Doggy bag, truc de plouc?

La honte ! Pour chaque repas au restaurant, plus de 200 grammes de nourriture finissent aux ordures, ça commence à bien faire. Si vous avez un peu voyagé, vous savez qu’emporter ses restes ne pose aucun souci. Mais l’avez-vous déjà fait dans un restaurant français ? Une étude récente vient de montrer que le « doggy bag » soulève quelques émotions contradictoires par chez nous. Alors que les trois quarts des personnes interrogées trouvent que c’est une excellente idée, seulement une sur dix est déjà partie avec son reste de dîner sous le bras. C’est culturel qu’ils disent ! D’après les témoignages, la french touch a la vie dure : « je n’ose pas, les autres me regardent », « trop bon pour finir dans un sac », « ça fait radin », « un truc d’américains ». Et tout le monde se sent mal à l’aise. Le doggy bag ne se pratique pas, pour autant, tous les sondages montrent que, dans leur écrasante majorité, nos concitoyens ont une conscience aiguë des problèmes que pose le gaspillage alimentaire.

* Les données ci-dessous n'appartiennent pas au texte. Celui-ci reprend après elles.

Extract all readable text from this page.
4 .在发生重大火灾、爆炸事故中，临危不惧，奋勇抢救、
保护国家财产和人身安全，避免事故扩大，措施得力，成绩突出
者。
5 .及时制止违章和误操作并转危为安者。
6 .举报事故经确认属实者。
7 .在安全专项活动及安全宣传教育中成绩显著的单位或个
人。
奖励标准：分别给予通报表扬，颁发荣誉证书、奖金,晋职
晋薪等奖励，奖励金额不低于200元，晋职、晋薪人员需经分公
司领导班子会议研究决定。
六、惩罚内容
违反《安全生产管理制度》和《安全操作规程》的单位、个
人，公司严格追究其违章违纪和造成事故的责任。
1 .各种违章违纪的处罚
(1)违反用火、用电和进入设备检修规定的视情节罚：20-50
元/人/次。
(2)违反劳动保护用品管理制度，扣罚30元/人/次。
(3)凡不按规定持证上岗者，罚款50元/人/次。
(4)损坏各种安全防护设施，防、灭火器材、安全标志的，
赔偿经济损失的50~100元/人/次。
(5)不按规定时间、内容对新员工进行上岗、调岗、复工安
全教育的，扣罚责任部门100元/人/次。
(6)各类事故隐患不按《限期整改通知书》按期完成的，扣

De l’importance du nombril

Où est-ce que ça bloque ?!
Du monde se remue les méninges pour faire changer les mentalités. Afin de lutter contre un snobisme mal placé, des idées naissent : le branché, dans une jolie petite boîte de chez Take-away ou encore la démarche Gourmet bag portée par les services publics.
Mais les leviers sont peut-être ailleurs. D’après une étude menée par des sociologues de l’INRA, notre attitude vis-à-vis du gaspillage résulte de préoccupations qui se jouent à deux échelles : notre petite personne et la planète. L’acte de jeter de la nourriture a, à la fois, un effet sur l’environnement (déchets, impacts de l’agriculture, misère du monde…) mais aussi, un effet au niveau individuel, comme un bon petit plat perdu, un trou dans le portefeuille, générant culpabilité ou colère. Et ces deux niveaux n’ont pas la même influence sur le comportement. Statistiquement, les tracas égoïstes ont une influence significative sur l’acte de jeter (ou non) des restes, l’inquiétude pour des enjeux planétaires beaucoup moins. Ça me rappelle ce que ma maman nous disait quand nous ne finissions pas notre assiette : « pensez aux autres enfants en Afrique qui n’ont rien à manger ». Ce à quoi nous répondions de conserve, non sans insolence : « ben, t’as qu’à leur envoyer ! ». Quand elle a retiré de notre argent de poche les frais d’envoi pour l’Ethiopie, on n’a plus jamais fait les malins. Vous suivez la métaphore ? Comme le montre l’étude des sociologues, dès que ça nous concerne directement, notre comportement change. D’après les chercheurs : « il semble plus judicieux de sensibiliser le consommateur via des préoccupations personnelles que via des préoccupations plus globales comme les conséquences sur la planète ou la gestion des déchets.»

Hypocrites

C’est carrément flippant ! Mais, pour preuve, les personnes de plus de 65 ans jettent beaucoup moins, alors qu’ils sont pour la plupart moins sensibles aux problèmes environnementaux et moins mondialisés. Interrogés, ils reconnaissent s’inquiéter pour leur argent et ne se permettraient pas de gâcher, par culpabilité pour de sombres épisodes de l’Histoire. La nouvelle génération, quant à elle hyper informée et ecolo-alertée, remplit les poubelles.

 

 


[E.Le]

Source: Consumer’s Concern For Food Waste: Conceptualization and proposition for a measuring scale & Understanding the antecedents of consumers’ attitudes towards doggy bags in restaurants: Concern about food waste, culture, norms and emotions, Journal of Retailing and Consumer Services, 2017

Illustration: Doggy bag, collage Micrologie, 2016 (le froufrou vient de El caballero de la mano en el pecho, El Greco, 1580).